Щелк, щелк, щелк, щелк.
Ванек хмурится:
— Это то, о чем я думаю?
Черт побери!
— О чем вы?
— Вы опять щелкаете зубами?
— Я специально. — Главное, чтобы они не начали щелкать снова.
— Тогда сделайте это еще раз.
— Что?
— Если вы щелкали зубами специально, то повторите еще раз. Хочу это услышать.
— Нет.
— Может быть, мне позвать доктора Литтла? Или доктора Джонс? Ей вы наверняка не откажете.
— Отлично. — Щелк. Щелк. Щелк. Щелк.
Сознательно я могу это делать почти так же быстро, как и непроизвольно. Почувствует ли он разницу?
Психиатр молчит, размышляет.
— Это ерунда, — говорю я. — Тут дело не в лекарствах.
— Поздняя дискинезия — дело очень серьезное, — задумчиво произносит Ванек. — Если она зайдет слишком далеко, то может стать необратимой. Даже без лекарств.
— С чего это вы вдруг так озаботились?
— С того, что вы интересная загадка и я не хочу, чтобы вы сломались, прежде чем я ее разгадаю.
— Вы, как всегда, источаете любовь к ближнему.
Он встает:
— Майкл, я серьезно.

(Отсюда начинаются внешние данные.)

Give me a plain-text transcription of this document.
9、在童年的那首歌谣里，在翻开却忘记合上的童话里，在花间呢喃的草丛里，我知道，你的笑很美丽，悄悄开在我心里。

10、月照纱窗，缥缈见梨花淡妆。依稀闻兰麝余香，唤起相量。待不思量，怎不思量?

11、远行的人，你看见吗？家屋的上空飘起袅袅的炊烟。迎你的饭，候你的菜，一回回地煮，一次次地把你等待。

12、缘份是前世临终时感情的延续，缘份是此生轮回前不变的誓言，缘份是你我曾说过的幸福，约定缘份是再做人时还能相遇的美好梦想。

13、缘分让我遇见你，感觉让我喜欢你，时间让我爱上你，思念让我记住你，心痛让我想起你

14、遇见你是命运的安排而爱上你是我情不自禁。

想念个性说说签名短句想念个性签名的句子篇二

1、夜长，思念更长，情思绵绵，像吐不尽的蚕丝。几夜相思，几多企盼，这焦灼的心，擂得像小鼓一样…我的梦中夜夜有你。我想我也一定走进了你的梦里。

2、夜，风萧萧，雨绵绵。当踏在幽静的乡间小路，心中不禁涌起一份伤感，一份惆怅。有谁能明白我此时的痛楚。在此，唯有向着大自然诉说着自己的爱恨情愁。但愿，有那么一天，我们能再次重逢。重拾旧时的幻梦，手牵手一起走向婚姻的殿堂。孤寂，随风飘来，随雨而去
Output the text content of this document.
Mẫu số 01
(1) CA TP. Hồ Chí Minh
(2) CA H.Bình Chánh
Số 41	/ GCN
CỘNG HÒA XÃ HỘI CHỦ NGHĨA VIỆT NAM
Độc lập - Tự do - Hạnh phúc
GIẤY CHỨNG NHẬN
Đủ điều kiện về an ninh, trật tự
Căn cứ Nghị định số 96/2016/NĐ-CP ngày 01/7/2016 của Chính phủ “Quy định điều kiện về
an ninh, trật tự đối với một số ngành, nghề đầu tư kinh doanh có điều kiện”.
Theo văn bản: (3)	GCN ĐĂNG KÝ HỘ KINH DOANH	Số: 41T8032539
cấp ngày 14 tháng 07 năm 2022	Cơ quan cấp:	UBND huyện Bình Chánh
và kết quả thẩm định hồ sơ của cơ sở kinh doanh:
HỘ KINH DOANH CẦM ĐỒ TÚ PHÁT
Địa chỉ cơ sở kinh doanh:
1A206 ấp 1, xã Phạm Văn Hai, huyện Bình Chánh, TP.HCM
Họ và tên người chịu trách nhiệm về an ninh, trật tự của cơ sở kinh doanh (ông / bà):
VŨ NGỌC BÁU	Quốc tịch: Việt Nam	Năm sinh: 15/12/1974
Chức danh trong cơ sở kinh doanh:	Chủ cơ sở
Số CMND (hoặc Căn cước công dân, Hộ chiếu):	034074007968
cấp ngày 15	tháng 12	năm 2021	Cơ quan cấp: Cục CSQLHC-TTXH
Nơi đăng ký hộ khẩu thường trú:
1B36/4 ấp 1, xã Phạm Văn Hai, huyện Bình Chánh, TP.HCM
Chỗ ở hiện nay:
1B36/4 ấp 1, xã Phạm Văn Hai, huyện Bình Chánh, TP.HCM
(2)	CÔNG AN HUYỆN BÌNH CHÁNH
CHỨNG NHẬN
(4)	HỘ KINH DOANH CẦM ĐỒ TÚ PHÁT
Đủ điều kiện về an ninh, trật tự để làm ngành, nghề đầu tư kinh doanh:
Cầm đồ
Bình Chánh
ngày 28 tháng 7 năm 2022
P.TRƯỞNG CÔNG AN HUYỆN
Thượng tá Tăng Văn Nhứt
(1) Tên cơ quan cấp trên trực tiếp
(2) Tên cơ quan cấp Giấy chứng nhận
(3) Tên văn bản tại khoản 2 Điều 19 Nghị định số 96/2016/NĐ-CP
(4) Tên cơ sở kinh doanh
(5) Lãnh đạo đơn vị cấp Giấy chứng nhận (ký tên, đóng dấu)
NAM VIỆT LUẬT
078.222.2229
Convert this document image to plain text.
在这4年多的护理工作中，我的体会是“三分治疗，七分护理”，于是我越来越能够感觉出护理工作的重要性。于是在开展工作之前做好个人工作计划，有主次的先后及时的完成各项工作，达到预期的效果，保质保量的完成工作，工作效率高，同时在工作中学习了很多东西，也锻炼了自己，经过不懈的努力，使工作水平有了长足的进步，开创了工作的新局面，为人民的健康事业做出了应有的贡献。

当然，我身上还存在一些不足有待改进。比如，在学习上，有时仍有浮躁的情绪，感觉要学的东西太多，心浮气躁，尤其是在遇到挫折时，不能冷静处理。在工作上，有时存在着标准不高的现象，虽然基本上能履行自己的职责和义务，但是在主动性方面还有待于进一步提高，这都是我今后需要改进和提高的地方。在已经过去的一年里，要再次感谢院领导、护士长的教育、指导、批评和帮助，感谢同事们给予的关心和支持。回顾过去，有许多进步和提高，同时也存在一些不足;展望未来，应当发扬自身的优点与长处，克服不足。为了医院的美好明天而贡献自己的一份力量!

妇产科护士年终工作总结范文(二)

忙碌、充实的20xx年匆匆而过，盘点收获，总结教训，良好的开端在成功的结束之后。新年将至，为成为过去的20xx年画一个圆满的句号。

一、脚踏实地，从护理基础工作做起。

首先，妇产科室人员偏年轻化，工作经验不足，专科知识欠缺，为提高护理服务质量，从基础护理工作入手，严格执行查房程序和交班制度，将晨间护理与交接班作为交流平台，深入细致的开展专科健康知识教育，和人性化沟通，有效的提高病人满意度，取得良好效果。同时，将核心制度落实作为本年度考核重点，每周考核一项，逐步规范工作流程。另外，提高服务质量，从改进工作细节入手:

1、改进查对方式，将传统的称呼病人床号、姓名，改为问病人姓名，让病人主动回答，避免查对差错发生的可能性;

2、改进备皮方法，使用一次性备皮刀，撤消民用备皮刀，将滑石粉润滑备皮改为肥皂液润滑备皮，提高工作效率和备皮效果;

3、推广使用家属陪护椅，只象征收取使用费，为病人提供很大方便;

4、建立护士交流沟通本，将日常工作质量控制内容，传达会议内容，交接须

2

Вы должны разобраться с потерянными воспоминаниями — это может быть критическим моментом для вашего дела и умственного здоровья.
— Так мое дело стоит на первом месте?
— Мне не важно, что там на первом месте, — говорит он, глядя на часы. — Помните, что я вам сказал.
Он поворачивается и уходит.
Я оглядываю комнату в поисках пациента, которого считаю галлюцинацией. Наблюдаю за ним, даю ему команду пройти сквозь стену, или медсестру, или другого пациента. Он сидит и тупо смотрит в телевизор.
Почему Ванека так беспокоит потерянное время?
Что он знает такого, что неизвестно мне?